I am currently new to this, so kindly keep it simple for me to understand.
I have a project in which I have to classify the voice as good, bad or neutral. My plan is to get all the frequencies and pitch of the sample data set and train them using SVM.
In order to get the pitch and frequency of all the .wav files. I did the code up to finding the PCM Data from a audio file. Now how should I apply these data to the Fast Fourier Transform Algorithm for getting frequencies?
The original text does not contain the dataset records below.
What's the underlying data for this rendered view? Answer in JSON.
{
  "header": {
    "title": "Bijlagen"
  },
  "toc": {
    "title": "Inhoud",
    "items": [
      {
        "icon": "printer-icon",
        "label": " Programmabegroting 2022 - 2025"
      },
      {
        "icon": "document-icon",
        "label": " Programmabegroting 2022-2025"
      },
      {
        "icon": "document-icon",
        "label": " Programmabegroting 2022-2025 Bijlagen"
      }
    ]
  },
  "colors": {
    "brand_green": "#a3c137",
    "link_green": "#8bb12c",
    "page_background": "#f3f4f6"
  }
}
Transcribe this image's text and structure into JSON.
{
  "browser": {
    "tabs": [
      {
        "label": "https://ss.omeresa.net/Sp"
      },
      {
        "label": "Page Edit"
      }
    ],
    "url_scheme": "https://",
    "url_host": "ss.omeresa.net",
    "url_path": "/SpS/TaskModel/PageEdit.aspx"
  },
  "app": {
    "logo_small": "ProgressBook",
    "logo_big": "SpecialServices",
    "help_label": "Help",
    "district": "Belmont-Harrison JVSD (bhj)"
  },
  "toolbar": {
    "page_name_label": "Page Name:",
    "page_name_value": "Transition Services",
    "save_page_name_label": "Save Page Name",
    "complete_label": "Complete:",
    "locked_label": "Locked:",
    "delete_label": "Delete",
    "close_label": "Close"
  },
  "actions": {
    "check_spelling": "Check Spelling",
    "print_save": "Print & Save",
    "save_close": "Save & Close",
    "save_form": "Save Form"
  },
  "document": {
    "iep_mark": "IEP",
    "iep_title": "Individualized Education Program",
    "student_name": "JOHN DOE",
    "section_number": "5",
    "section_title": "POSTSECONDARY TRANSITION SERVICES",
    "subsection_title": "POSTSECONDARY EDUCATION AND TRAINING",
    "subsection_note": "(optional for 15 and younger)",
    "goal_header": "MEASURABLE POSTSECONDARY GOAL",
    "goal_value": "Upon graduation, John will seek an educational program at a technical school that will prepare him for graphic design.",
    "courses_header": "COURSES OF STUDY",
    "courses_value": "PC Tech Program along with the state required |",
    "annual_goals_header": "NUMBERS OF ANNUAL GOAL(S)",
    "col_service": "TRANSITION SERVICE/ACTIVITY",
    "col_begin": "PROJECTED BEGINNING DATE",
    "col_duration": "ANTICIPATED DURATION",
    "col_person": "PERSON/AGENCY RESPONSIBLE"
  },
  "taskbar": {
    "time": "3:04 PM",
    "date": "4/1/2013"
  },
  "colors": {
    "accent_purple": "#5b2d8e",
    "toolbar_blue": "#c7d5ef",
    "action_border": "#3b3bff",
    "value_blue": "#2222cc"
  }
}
Are there more things to consider before applying the byte array to FFT algorithm?
Here is my code for the convertion of wav file to pcm byte array:
int totalFramesRead = 0;
File fileIn = new File(inputFile);
try {
AudioInputStream audioInputStream = AudioSystem.getAudioInputStream(fileIn);
int bytesPerFrame = audioInputStream.getFormat().getFrameSize();
if (bytesPerFrame == AudioSystem.NOT_SPECIFIED) {
// some audio formats may have unspecified frame size
// in that case we may read any amount of bytes
bytesPerFrame = 1;
}
// Set an arbitrary buffer size of 1024 frames.
int numBytes = 1024 * bytesPerFrame;
byte[] audioBytes = new byte[numBytes];
try {
int numBytesRead = 0;
int numFramesRead = 0;
// Try to read numBytes bytes from the file.
while ((numBytesRead = audioInputStream.read(audioBytes)) != -1) {
// Calculate the number of frames actually read.
numFramesRead = numBytesRead / bytesPerFrame;
totalFramesRead += numFramesRead;
}
return audioBytes[];
}